Bruce Robinson based his screenplay on an unpublished novel that recontextualized his experiences as a young actor in London. He specifically says it came from his experience playing Benvolio in Franco Zefferelli’s Romeo & Juliet. Zeffirelli apparently made very aggressive sexual advances toward Robinson, so Uncle Monty is partially based on that director. I think this is interesting as in 2023, the stars of that same movie, Olivia Hussey & Leonard Whiting, have come out jointly saying their nude scenes in the picture were included after being told they wouldn’t be. Both actors were underage at the time of the filming. Part of the 1960s counterculture was a youth rebellion against an exploitative parental generation that played on out the very set of that movie.
What is happening to Withnail and Marwood is a subconscious, possibly becoming conscious, notion that the world they have grown up in is ending. The systems in place that allowed people to pursue acting as their entire job is dissolving. The guarantees of certain benefits are going away. The world is becoming ever more predatory. This is why Marwood presents himself as ‘straight’ in the film’s finale. His hair is cut short, he’s wearing preppier clothes, he’s gotten a job and is leaving this world.

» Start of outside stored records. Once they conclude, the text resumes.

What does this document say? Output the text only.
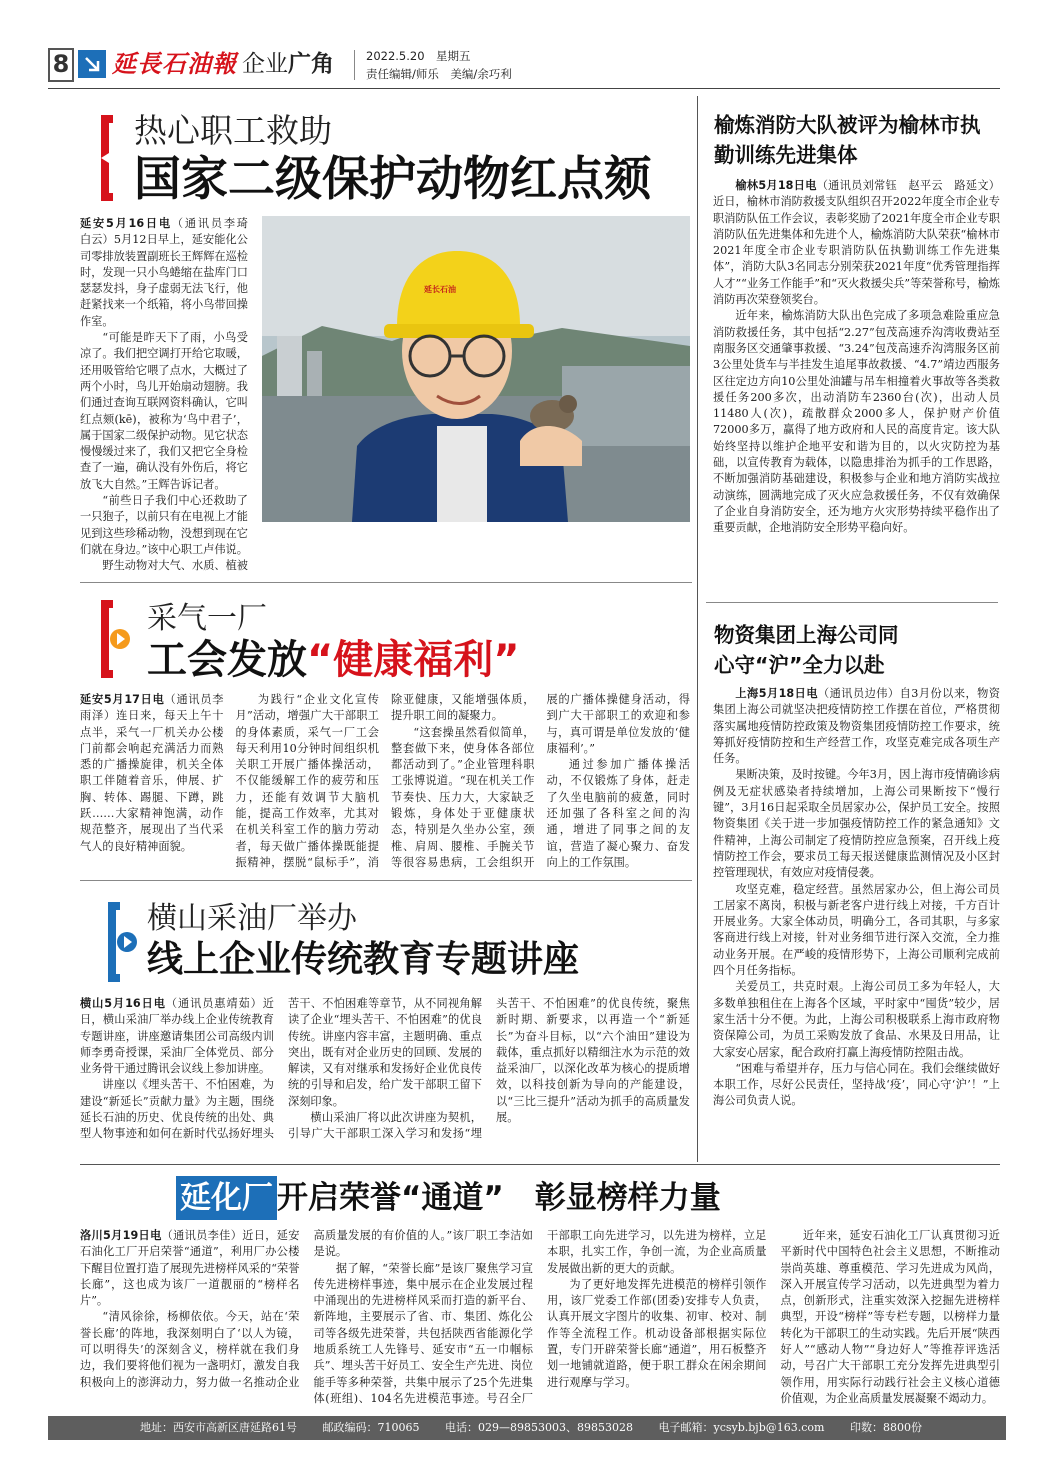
8 延長石油報 企业广角	2022.5.20　 星期五
责任编辑/师乐　美编/余巧利
热心职工救助
国家二级保护动物红点颏

延安5月16日电（通讯员李琦　白云）5月12日早上，延安能化公司零排放装置副班长王辉辉在巡检时，发现一只小鸟蜷缩在盐库门口瑟瑟发抖，身子虚弱无法飞行，他赶紧找来一个纸箱，将小鸟带回操作室。

“可能是昨天下了雨，小鸟受凉了。我们把空调打开给它取暖，还用吸管给它喂了点水，大概过了两个小时，鸟儿开始扇动翅膀。我们通过查询互联网资料确认，它叫红点颏(kē)，被称为‘鸟中君子’，属于国家二级保护动物。见它状态慢慢缓过来了，我们又把它全身检查了一遍，确认没有外伤后，将它放飞大自然。”王辉告诉记者。

“前些日子我们中心还救助了一只狍子，以前只有在电视上才能见到这些珍稀动物，没想到现在它们就在身边。”该中心职工卢伟说。

野生动物对大气、水质、植被

延长石油
榆炼消防大队被评为榆林市执勤训练先进集体

榆林5月18日电（通讯员刘常钰　赵平云　路延文）近日，榆林市消防救援支队组织召开2022年度全市企业专职消防队伍工作会议，表彰奖励了2021年度全市企业专职消防队伍先进集体和先进个人，榆炼消防大队荣获“榆林市2021年度全市企业专职消防队伍执勤训练工作先进集体”，消防大队3名同志分别荣获2021年度“优秀管理指挥人才”“业务工作能手”和“灭火救援尖兵”等荣誉称号，榆炼消防再次荣登领奖台。

近年来，榆炼消防大队出色完成了多项急难险重应急消防救援任务，其中包括“2.27”包茂高速乔沟湾收费站至南服务区交通肇事救援、“3.24”包茂高速乔沟湾服务区前3公里处货车与半挂发生追尾事故救援、“4.7”靖边西服务区往定边方向10公里处油罐与吊车相撞着火事故等各类救援任务200多次，出动消防车2360台(次)，出动人员11480人(次)，疏散群众2000多人，保护财产价值72000多万，赢得了地方政府和人民的高度肯定。该大队始终坚持以维护企地平安和谐为目的，以火灾防控为基础，以宣传教育为载体，以隐患排治为抓手的工作思路，不断加强消防基础建设，积极参与企业和地方消防实战拉动演练，圆满地完成了灭火应急救援任务，不仅有效确保了企业自身消防安全，还为地方火灾形势持续平稳作出了重要贡献，企地消防安全形势平稳向好。

采气一厂
工会发放“健康福利”

延安5月17日电（通讯员李雨泽）连日来，每天上午十点半，采气一厂机关办公楼门前都会响起充满活力而熟悉的广播操旋律，机关全体职工伴随着音乐，伸展、扩胸、转体、踢腿、下蹲，跳跃……大家精神饱满，动作规范整齐，展现出了当代采气人的良好精神面貌。

为践行“企业文化宣传月”活动，增强广大干部职工的身体素质，采气一厂工会每天利用10分钟时间组织机关职工开展广播体操活动，不仅能缓解工作的疲劳和压力，还能有效调节大脑机能，提高工作效率，尤其对在机关科室工作的脑力劳动者，每天做广播体操既能提振精神，摆脱“鼠标手”，消除亚健康，又能增强体质，提升职工间的凝聚力。

“这套操虽然看似简单，整套做下来，使身体各部位都活动到了。”企业管理科职工张博说道。“现在机关工作节奏快、压力大，大家缺乏锻炼，身体处于亚健康状态，特别是久坐办公室，颈椎、肩周、腰椎、手腕关节等很容易患病，工会组织开展的广播体操健身活动，得到广大干部职工的欢迎和参与，真可谓是单位发放的‘健康福利’。”

通过参加广播体操活动，不仅锻炼了身体，赶走了久坐电脑前的疲惫，同时还加强了各科室之间的沟通，增进了同事之间的友谊，营造了凝心聚力、奋发向上的工作氛围。

物资集团上海公司同心守“沪”全力以赴

上海5月18日电（通讯员边伟）自3月份以来，物资集团上海公司就坚决把疫情防控工作摆在首位，严格贯彻落实属地疫情防控政策及物资集团疫情防控工作要求，统筹抓好疫情防控和生产经营工作，攻坚克难完成各项生产任务。

果断决策，及时按键。今年3月，因上海市疫情确诊病例及无症状感染者持续增加，上海公司果断按下“慢行键”，3月16日起采取全员居家办公，保护员工安全。按照物资集团《关于进一步加强疫情防控工作的紧急通知》文件精神，上海公司制定了疫情防控应急预案，召开线上疫情防控工作会，要求员工每天报送健康监测情况及小区封控管理现状，有效应对疫情侵袭。

攻坚克难，稳定经营。虽然居家办公，但上海公司员工居家不离岗，积极与新老客户进行线上对接，千方百计开展业务。大家全体动员，明确分工，各司其职，与多家客商进行线上对接，针对业务细节进行深入交流，全力推动业务开展。在严峻的疫情形势下，上海公司顺利完成前四个月任务指标。

关爱员工，共克时艰。上海公司员工多为年轻人，大多数单独租住在上海各个区域，平时家中“囤货”较少，居家生活十分不便。为此，上海公司积极联系上海市政府物资保障公司，为员工采购发放了食品、水果及日用品，让大家安心居家，配合政府打赢上海疫情防控阻击战。

“困难与希望并存，压力与信心同在。我们会继续做好本职工作，尽好公民责任，坚持战‘疫’，同心守‘沪’！”上海公司负责人说。

横山采油厂举办
线上企业传统教育专题讲座

横山5月16日电（通讯员惠靖茹）近日，横山采油厂举办线上企业传统教育专题讲座，讲座邀请集团公司高级内训师李勇奇授课，采油厂全体党员、部分业务骨干通过腾讯会议线上参加讲座。

讲座以《埋头苦干、不怕困难，为建设“新延长”贡献力量》为主题，围绕延长石油的历史、优良传统的出处、典型人物事迹和如何在新时代弘扬好埋头苦干、不怕困难等章节，从不同视角解读了企业“埋头苦干、不怕困难”的优良传统。讲座内容丰富，主题明确、重点突出，既有对企业历史的回顾、发展的解读，又有对继承和发扬好企业优良传统的引导和启发，给广发干部职工留下深刻印象。

横山采油厂将以此次讲座为契机，引导广大干部职工深入学习和发扬“埋头苦干、不怕困难”的优良传统，聚焦新时期、新要求，以再造一个“新延长”为奋斗目标，以“六个油田”建设为载体，重点抓好以精细注水为示范的效益采油厂，以深化改革为核心的提质增效，以科技创新为导向的产能建设，以“三比三提升”活动为抓手的高质量发展。

延化厂 开启荣誉“通道”　彰显榜样力量

洛川5月19日电（通讯员李佳）近日，延安石油化工厂开启荣誉“通道”，利用厂办公楼下醒目位置打造了展现先进榜样风采的“荣誉长廊”，这也成为该厂一道靓丽的“榜样名片”。

“清风徐徐，杨柳依依。今天，站在‘荣誉长廊’的阵地，我深刻明白了‘以人为镜，可以明得失’的深刻含义，榜样就在我们身边，我们要将他们视为一盏明灯，激发自我积极向上的澎湃动力，努力做一名推动企业高质量发展的有价值的人。”该厂职工李洁如是说。

据了解，“荣誉长廊”是该厂聚焦学习宣传先进榜样事迹，集中展示在企业发展过程中涌现出的先进榜样风采而打造的新平台、新阵地，主要展示了省、市、集团、炼化公司等各级先进荣誉，共包括陕西省能源化学地质系统工人先锋号、延安市“五一巾帼标兵”、埋头苦干好员工、安全生产先进、岗位能手等多种荣誉，共集中展示了25个先进集体(班组)、104名先进模范事迹。号召全厂干部职工向先进学习，以先进为榜样，立足本职，扎实工作，争创一流，为企业高质量发展做出新的更大的贡献。

为了更好地发挥先进模范的榜样引领作用，该厂党委工作部(团委)安排专人负责，认真开展文字图片的收集、初审、校对、制作等全流程工作。机动设备部根据实际位置，专门开辟荣誉长廊“通道”，用石板整齐划一地铺就道路，便于职工群众在闲余期间进行观摩与学习。

近年来，延安石油化工厂认真贯彻习近平新时代中国特色社会主义思想，不断推动崇尚英雄、尊重模范、学习先进成为风尚，深入开展宣传学习活动，以先进典型为着力点，创新形式，注重实效深入挖掘先进榜样典型，开设“榜样”等专栏专题，以榜样力量转化为干部职工的生动实践。先后开展“陕西好人”“感动人物”“身边好人”等推荐评选活动，号召广大干部职工充分发挥先进典型引领作用，用实际行动践行社会主义核心道德价值观，为企业高质量发展凝聚不竭动力。

地址：西安市高新区唐延路61号 邮政编码：710065 电话：029—89853003、89853028 电子邮箱：ycsyb.bjb@163.com 印数：8800份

There’s no indication that this will alleviate his anxiety; he’s doing this because his fear reached a zenith, and he wants to live. Marwood chooses to change himself to survive while Withnail damns the world, refusing to become someone different.
The same existential turmoil Withnail and Marwood feel is reflected in that “What a piece of work is a man” speech. Withnail saying these words in reflecting on his condition, how am I supposed to measure up as a legitimate person in this world? No matter how clever I am or how much care I put into my interactions with others, nothing I do changes the fact that I could die as miserably as any other person. It’s a questioning of the supposed superiority of humans against the rest of the kingdom of animals. We have elevated ourselves but based on what evidence? The world around us doesn’t gel with our perceptions. Withnail uttering this speech informs us what he thinks; he is a worthless person ultimately but no more useless than anyone else on the planet. Therefore, he will continue living in defiance of decency & standards; he will drink to excess and obliterate himself on his terms because that’s all he has in the end. To reference another of Shakespeare’s works, Withnail also understands that all of life’s a stage, so he plans to give a performance to be remembered by no one else but himself in the fading breaths of his life.